If you want to take this to the next level and give your models real superpowers, the secret sauce for me has been including a short section on the overall business goals of the project at the beginning, and dumping the entire (short) design/business planning document at the end. This has it sometimes like 4 steps ahead of me.
i find that Google Gemini outperforms Claude on Swift tasks by a large margin. this surprises me, as Google is not known for being an organization that uses a lot of Swift.
it still struggles with being up to date with the “latest” Swift though. i cannot really use Gemini to easily create anything that uses SwiftSyntax, because it tends to generate code that worked with SwiftSyntax 509, and it just doesn’t have much experience with 600, 601, etc.
Gemini seems to do alright with ownership. Gemini just does not understand parameter packs. though i can hardly blame it, i imagine the set of humans who understand parameter packs is also quite small.
i tried giving Gemini 2.5 Pro the following challenge:
Please use Swift parameter packs to create a function that takes a
String
key, N dictionaries, of type[String: T1]
,[String: T2]
,[String: T3]
, etc., and N closures(T1) -> Int
,(T2) -> Int
,(T3) -> Int
, etc., and looks up the string key in each dictionary from first to last, returning the closure result for the first dictionary value that matches.
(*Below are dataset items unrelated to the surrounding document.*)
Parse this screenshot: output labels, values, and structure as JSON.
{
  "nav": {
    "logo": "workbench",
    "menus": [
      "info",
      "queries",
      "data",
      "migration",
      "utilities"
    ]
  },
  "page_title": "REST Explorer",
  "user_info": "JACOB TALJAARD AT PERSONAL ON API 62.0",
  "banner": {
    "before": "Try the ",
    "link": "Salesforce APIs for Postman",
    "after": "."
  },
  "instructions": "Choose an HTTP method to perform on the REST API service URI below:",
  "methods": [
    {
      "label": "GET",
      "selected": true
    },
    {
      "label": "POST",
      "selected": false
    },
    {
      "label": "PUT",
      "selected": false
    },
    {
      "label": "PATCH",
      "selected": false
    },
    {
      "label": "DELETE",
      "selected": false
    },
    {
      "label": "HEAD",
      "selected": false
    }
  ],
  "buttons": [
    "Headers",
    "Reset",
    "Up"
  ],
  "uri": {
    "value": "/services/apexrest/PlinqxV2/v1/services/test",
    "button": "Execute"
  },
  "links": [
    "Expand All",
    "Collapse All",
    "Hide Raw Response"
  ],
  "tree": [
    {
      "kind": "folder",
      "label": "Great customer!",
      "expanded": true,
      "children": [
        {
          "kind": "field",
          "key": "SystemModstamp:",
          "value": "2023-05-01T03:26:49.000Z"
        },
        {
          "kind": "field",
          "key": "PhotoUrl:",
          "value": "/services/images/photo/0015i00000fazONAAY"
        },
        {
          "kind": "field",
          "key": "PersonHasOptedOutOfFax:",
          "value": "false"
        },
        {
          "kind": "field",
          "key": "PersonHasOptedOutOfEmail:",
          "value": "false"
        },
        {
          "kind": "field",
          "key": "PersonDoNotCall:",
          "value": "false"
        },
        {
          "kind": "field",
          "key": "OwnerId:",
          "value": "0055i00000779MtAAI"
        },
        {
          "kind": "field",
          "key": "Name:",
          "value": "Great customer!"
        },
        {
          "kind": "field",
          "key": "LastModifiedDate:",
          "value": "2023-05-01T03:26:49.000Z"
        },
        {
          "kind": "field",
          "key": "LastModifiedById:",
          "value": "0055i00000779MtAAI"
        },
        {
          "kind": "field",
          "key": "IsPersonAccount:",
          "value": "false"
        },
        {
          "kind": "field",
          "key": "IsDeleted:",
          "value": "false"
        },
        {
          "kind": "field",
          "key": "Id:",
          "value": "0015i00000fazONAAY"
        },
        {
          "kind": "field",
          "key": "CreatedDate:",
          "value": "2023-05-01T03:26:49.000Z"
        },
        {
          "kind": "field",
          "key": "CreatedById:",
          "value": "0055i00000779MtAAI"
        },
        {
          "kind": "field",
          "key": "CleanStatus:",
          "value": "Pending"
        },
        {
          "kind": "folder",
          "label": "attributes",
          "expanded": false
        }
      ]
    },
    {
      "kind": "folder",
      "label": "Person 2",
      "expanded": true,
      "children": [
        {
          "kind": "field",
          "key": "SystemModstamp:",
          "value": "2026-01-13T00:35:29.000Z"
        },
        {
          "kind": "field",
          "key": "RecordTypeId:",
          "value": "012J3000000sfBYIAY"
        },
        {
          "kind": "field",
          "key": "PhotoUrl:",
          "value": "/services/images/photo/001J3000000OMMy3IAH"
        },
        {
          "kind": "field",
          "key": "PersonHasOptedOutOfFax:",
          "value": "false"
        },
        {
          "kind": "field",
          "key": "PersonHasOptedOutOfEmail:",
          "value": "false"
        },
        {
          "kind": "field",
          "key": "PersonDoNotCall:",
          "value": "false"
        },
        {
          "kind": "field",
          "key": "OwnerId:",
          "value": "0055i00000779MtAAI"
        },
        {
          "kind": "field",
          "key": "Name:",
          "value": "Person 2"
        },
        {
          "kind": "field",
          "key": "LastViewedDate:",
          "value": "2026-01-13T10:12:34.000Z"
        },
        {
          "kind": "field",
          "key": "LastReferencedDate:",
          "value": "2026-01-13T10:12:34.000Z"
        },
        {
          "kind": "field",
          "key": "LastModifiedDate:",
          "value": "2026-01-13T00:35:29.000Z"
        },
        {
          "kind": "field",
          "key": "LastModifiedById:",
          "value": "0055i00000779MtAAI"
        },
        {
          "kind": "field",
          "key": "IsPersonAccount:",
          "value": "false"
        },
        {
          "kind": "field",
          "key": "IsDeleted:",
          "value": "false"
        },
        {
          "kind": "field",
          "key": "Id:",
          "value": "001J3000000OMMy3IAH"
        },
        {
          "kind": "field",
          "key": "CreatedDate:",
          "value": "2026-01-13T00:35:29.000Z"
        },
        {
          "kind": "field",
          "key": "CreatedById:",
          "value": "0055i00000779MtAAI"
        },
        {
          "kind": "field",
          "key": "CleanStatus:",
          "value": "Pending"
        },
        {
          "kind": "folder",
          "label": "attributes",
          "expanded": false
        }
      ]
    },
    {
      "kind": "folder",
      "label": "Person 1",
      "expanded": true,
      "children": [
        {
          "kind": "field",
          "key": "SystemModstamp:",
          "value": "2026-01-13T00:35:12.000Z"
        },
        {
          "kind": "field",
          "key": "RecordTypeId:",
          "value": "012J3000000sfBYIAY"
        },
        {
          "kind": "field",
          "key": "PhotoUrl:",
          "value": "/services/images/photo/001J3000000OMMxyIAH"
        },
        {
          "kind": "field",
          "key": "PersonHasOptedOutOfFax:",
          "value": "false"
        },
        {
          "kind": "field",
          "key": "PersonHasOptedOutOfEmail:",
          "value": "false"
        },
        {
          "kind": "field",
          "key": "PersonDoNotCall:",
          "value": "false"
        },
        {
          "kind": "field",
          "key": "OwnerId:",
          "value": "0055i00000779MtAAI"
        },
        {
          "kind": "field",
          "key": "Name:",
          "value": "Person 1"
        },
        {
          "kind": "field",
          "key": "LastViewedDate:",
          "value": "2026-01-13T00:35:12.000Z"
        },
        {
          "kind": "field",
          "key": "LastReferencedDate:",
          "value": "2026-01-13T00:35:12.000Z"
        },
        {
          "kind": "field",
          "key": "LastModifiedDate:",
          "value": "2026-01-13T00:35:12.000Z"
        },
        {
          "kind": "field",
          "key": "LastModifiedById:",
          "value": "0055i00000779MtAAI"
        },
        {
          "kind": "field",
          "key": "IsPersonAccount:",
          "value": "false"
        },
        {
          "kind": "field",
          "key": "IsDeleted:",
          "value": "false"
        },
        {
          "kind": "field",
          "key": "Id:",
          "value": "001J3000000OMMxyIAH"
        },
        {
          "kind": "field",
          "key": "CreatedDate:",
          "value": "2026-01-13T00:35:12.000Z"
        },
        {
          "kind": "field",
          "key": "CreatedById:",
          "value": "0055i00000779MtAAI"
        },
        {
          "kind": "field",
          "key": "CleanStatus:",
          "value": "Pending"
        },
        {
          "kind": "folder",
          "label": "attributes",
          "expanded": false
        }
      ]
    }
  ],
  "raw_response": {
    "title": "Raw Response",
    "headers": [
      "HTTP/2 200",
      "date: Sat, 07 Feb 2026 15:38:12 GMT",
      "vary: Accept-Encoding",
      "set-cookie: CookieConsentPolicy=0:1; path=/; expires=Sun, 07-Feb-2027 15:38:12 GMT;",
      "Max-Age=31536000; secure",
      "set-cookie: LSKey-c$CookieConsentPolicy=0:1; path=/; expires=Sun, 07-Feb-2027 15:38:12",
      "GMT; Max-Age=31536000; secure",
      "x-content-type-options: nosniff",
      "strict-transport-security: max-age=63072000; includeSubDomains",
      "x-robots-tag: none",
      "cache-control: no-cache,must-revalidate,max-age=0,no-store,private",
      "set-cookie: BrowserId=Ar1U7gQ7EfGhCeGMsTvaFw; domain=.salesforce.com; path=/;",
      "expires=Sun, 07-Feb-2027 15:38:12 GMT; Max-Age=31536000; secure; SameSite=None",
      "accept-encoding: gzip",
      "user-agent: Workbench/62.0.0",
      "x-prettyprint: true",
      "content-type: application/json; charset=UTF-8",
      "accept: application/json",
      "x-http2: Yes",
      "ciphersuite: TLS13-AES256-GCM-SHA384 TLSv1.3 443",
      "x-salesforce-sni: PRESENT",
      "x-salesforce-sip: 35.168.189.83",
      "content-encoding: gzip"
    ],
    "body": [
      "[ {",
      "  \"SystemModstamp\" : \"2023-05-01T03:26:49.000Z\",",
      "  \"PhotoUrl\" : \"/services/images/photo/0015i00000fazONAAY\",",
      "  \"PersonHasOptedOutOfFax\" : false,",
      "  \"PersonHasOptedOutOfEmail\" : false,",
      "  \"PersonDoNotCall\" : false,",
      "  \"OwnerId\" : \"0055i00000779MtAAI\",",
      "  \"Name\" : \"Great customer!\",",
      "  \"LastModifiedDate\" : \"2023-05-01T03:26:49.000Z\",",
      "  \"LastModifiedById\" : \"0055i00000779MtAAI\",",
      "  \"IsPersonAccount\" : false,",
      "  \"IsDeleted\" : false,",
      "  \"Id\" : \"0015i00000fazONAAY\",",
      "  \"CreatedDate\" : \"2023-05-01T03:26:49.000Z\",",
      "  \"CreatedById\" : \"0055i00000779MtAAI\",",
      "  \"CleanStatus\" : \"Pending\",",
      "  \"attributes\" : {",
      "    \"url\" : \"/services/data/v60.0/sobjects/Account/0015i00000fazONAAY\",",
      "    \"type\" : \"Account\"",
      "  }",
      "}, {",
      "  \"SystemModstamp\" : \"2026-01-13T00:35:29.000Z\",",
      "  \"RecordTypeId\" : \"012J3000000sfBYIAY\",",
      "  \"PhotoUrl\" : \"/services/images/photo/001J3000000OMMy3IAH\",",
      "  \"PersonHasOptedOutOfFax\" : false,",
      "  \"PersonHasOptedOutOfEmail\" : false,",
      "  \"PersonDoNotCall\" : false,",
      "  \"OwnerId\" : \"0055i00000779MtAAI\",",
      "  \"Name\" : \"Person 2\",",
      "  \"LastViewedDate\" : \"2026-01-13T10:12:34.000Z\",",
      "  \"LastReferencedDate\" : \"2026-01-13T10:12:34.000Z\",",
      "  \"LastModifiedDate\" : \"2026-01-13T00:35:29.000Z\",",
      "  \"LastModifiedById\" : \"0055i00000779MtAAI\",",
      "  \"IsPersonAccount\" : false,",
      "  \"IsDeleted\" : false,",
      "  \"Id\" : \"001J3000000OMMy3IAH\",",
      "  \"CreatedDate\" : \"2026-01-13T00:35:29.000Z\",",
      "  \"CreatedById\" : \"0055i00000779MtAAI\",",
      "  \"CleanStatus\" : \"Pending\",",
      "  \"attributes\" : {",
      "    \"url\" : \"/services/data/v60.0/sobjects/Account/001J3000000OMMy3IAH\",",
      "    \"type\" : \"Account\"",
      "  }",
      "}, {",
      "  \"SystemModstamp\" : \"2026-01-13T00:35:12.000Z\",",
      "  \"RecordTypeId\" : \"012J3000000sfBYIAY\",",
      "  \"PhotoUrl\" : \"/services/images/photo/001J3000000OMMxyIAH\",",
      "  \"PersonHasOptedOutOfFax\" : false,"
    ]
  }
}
it gave me this, which does not compile.
func findFirstValue<each T>(
forKey key: String,
in dictionaries: repeat [String: each T],
using closures: repeat (each T) -> Int
) -> Int? {
// We create an array of closures, where each closure encapsulates the logic
// for one dictionary-closure pair. This is a powerful pattern for working with
// parameter packs. The `repeat` keyword expands the packs in lockstep.
let lookups: [() -> Int?] = [
repeat {
// For each pair in the packs, we create and immediately return a new closure.
{
// `each dictionaries` refers to the current dictionary in the expansion.
if let value = (each dictionaries)[key] {
// If the key is found, `each closures` refers to the corresponding
// transformation closure, which we call with the found value.
return (each closures)(value)
}
// If the key is not found in the current dictionary, this lookup returns nil.
return nil
}
}
]
// Now, we can simply iterate through our homogenized array of lookup closures.
for lookup in lookups {
// We execute each lookup. If it returns a non-nil value, we've found our match.
if let result = lookup() {
// Return the result from the first successful lookup and stop processing.
return result
}
}
// If the loop completes, it means the key was not present in any of the
// dictionaries. We return nil to indicate that no value was found.
return nil
}
solution
func findFirstValue<each T>(
forKey key: String,
in dictionary: repeat [String: each T],
using closure: repeat (each T) -> Int
) -> Int? {
for case let i? in repeat (each dictionary)[key].map(each closure) {
return i
}
return nil
}
We are not supposed to compare humans to computers. We sort of use LLMs and similiar tools, to understand features “most of humans” don’t know.